14 Kasım 2012 Çarşamba

Genç Adamlarla Röportajlar: A. Necip Keser


Merhaba değerli okurlar;

Genç adamsın ailesi olarak bu kez ünlü sinema eleştirmeni, sanat yönetmeni, yazar, şair,gurme, Türkiye windsurfing barış elçisi ve müteahhit A. Necip Keser’i ağırlıyoruz.
Kendisiyle sanattan spora, sinemadan inşaata, Hollywood’dan Afrika’nın ücra köşelerine uzanan geniş bir yelpazede sohbet ettik. Boğaziçi Üniversitesi Hisar Kampüsünde buluştuk, kahveler söylendi ve sohbet başladı. (Yazının ilerleyen bölümlerinde spoiler'lar olabilir, şimdiden uyaralım.) 

Merhabalar Necip Bey, nasıl gidiyor hayat?
Nasıl olsun efendim, uğraşıyoruz, koşturuyoruz.Teşekkür ederim.

Öncelikle şöyle soralım, A. Necip Keser kimdir, ne yapar?
Beni bilenler zaten bilir, ama tanımayan ufak bir azınlık varsa da açıklamak lazım tabi.Şu anda Boğaziçi Üniversitesi’nde İnşaat mühendisliği okuyan biridir A. Necip Keser.

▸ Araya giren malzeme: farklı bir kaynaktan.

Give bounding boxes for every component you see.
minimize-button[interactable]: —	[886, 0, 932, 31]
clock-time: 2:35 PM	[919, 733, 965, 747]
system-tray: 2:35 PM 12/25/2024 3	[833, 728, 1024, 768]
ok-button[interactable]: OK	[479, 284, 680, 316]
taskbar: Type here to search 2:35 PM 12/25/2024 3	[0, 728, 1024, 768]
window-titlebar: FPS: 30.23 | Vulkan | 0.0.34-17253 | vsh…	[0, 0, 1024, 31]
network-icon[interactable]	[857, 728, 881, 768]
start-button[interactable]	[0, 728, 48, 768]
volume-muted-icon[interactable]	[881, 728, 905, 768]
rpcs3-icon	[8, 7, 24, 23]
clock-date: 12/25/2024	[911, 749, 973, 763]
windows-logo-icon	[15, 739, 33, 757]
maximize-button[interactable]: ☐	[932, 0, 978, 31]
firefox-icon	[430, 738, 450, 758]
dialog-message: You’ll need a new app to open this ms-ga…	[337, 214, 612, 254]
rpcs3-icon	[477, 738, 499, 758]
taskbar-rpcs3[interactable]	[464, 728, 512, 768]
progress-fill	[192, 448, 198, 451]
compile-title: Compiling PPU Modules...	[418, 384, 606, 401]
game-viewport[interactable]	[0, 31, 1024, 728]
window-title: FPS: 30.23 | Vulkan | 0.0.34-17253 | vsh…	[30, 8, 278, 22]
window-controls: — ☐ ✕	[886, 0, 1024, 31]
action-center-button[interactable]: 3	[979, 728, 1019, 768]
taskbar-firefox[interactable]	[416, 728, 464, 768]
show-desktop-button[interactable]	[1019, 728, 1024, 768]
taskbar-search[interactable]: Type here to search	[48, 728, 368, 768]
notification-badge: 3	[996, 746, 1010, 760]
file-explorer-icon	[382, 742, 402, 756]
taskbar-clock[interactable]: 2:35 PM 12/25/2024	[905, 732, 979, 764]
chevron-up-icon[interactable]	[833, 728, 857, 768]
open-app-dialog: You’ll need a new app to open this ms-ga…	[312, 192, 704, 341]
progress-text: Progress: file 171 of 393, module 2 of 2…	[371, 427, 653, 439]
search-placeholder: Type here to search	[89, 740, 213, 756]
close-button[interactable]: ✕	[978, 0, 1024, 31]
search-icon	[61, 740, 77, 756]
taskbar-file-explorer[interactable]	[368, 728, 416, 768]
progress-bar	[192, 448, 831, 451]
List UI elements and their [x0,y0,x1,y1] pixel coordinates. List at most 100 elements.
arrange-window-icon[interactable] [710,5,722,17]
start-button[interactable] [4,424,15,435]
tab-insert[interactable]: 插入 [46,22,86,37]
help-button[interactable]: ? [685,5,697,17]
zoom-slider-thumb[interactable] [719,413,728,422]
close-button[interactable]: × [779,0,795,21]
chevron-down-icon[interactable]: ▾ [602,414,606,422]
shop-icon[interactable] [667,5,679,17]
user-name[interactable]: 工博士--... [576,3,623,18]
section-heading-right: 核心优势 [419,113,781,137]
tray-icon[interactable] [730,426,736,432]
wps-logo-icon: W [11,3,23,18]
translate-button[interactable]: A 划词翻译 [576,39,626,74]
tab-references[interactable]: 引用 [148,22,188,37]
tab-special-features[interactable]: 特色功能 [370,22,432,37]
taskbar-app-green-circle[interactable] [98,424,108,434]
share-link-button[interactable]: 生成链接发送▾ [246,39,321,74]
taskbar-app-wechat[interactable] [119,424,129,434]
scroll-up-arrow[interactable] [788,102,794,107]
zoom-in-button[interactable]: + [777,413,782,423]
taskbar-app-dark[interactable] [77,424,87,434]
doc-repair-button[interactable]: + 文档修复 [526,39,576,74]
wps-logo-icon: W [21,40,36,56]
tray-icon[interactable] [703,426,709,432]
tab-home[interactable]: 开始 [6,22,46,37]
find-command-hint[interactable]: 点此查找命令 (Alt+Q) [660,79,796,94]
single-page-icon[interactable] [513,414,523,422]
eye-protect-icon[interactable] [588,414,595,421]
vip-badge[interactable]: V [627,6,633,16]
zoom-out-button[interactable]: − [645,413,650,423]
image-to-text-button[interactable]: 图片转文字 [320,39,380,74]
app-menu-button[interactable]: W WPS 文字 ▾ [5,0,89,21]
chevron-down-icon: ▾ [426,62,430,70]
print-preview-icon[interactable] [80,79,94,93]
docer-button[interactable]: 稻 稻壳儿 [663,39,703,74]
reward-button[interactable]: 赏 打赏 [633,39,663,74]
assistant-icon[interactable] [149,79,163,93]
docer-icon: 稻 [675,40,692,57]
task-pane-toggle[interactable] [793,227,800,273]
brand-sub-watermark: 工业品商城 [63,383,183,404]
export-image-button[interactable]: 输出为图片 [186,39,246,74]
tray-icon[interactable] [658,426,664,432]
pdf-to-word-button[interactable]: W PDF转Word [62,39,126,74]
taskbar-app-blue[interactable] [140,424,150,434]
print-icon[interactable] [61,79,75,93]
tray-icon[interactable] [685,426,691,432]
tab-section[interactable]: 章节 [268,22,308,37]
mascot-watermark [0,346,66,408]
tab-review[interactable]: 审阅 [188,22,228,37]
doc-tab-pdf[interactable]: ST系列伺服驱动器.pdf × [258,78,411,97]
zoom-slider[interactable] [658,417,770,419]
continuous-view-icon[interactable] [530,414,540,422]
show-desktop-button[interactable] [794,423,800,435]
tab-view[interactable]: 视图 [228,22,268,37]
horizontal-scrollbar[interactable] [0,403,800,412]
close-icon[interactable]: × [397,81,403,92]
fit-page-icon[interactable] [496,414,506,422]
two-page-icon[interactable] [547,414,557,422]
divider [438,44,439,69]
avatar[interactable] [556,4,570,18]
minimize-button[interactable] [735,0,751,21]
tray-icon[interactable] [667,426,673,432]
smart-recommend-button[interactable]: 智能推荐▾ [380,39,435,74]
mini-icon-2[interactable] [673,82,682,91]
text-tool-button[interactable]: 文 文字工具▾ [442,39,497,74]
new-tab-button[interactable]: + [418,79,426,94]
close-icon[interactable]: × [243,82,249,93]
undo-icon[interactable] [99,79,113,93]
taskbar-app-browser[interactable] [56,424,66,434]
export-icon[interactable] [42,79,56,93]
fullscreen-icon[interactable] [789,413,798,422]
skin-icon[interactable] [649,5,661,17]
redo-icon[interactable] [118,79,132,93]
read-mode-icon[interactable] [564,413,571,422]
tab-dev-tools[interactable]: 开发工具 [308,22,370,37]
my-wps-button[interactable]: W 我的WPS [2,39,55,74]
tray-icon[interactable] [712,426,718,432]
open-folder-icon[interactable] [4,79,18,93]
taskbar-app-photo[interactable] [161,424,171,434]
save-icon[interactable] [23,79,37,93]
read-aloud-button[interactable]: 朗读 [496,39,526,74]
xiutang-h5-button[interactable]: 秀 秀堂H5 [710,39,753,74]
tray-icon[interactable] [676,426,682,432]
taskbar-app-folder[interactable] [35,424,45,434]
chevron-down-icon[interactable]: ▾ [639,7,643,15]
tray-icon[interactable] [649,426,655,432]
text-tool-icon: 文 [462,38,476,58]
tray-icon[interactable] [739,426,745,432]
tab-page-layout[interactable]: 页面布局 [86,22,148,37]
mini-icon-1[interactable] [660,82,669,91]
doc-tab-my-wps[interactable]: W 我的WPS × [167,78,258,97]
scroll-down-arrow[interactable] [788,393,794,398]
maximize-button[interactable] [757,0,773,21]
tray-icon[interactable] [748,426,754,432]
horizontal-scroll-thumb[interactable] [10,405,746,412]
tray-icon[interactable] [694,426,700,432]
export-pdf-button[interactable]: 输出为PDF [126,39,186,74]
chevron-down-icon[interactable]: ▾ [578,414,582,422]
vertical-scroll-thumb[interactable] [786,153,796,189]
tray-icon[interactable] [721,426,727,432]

Ama onun ötesinde şöyle açıklamak gerekir, kesin olmamakla birlikte 500-600 filmin sanat yönetmenliğini yapmış ayrıca Türkiye windsurfing barış elçiliğini halen sürdürmekte olan, ve pek çok yeteneğini de saklı tutan bir insandır işte. Orta Amerika'daki  Keser soyundan gelmekteyim. Belli bir dönem Ari Keser ırkını ortaya çıkarmak için çeşitli çalışmalarda yer aldım. Brezilya, Amerika Birleşik Devletleri, Suudi Arabistan, İspanya, Gürcistan, Rusya, İtalya, Portekiz gibi ülkelerde deneysel çalışmalarda, projelerde yer aldım. Keser ırkı projemiz malesef rafa kaldırılmak zorunda kaldı, bu konu hakkında konuşmak istemiyorum ama.Böyle kısaltmaya çalışalım.

Barış elçiliğinin üstünde duralım biraz isterseniz.
İnsanlar bu durumu pek anlamıyorlar.Ama windsurfing dünya barışı için çok önemli bence. Kelime anlamı “uçan mutlu fil yavrusu”, bildiğiniz gibi windsurf’ün, Latin kültüründen dünya literatürüne geçmiş bir kelime, ancak biraz da Anglosakson yönü yok değil. Çünkü bildiğiniz gibi İngiltere, okyanusun ortasında bir ülke, e böyle olunca windsurf’e her zaman ilgi duymuş bir kültür ve  bunu hep barış için kullanmışlar. Bunun en büyük kanıtı şudur, hiçbir donanmanın windsurf birliği olduğunu görmezsiniz mesela. Ancak tüm barış güçlerinin elbet bir şekilde windsurf’le bir ilgisi vardır.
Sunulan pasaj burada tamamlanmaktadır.